Market

PDIP: Rajin Bagikan Bansos Jelang Pemilu, Jokowi Turun Kasta


Ketua Badan Anggaran (Banggar) DPR, Said Abdullah mengaku miris dengan kuatnya politisasi bantuan sosial (bansos) untuk mendongkrak elektabilitas paslon yang dekat dengan kekuasaan.

Padahal, kata Said, program bansos 2024 yang anggarannya nyaris Rp500 triliun, tepatnya Rp496,8 triliun, merupakan kebijakan teknokratis yang mulia dari negara.

“Namun kemudian diprivatisasi presiden dan sebagian menterinya. Ini sungguh membuat saya sedih,” papar Said, Jakarta, Selasa (6/2/2024).

Selanjutnya, politikus PDIP asal Madura ini, membandingkan anggaran perlindungan sosial (perlinsos) saat pandemi COVID-19 pada 2020, sebesar Rp234,33 triliun, realisasinya Rp216,59 triliun.

Kala itu, roda ekonomi Indonesia boleh dibilang macet total. Segala sendi kehidupan khususnya perekonomian, mengalami lumpuh. Alhasil, pemerintah gelontorkan bansos Rp216,59 triliun.

Saat ini, lanjut Said, ketika ekonomi pulih bahkan disebut-sebut sukses oleh para menteri Jokowi bidang ekonomi, anggaran bansos justru dikerek tinggi-tinggi. 

“Terus terang, kenaikan anggaran bansos 2024 sangat mengkhawatirkan dari sisi penyalahgunaan,” kata Said.

Dia pun mempertanyakan kolega separtainya yang menjabat menteri sosial, tak dilibatkan. Bahkan, anggaran yang bersifat strategis justru disunat untuk bansos yang dibagi ugal-ugalan jelang pencoblosan pemilu pada 14 Februari 2024.

“Sedih melihat Bapak Presiden menurunkan kasta, seolah menggantikan peran Menteri Sosial, mengurusi teknis perbansosan,” ungkapnya.

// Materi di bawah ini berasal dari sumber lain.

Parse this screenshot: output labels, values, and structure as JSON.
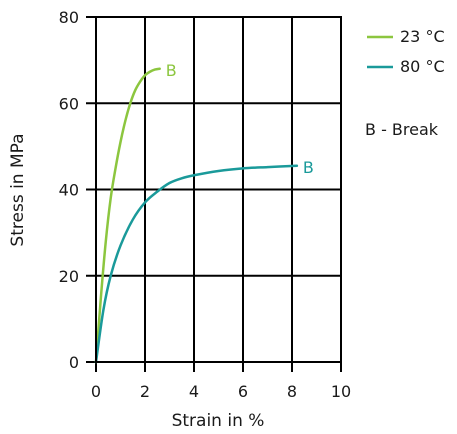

Anggota Komisi XI DPR ini, mengingatkan, program bansos tidak datang tiba-tiba dari langit. Kebijakan dan penganggarannya diputuskan bersama antara DPR dengan pemerintah yang mewakili seluruh kekuatan politik. “Sesungguhnya tidak ada satu pihakpun yang berhak mengklaim program bansos prakarsa atau keberhasilan kelompok tertentu,” pungkasnya.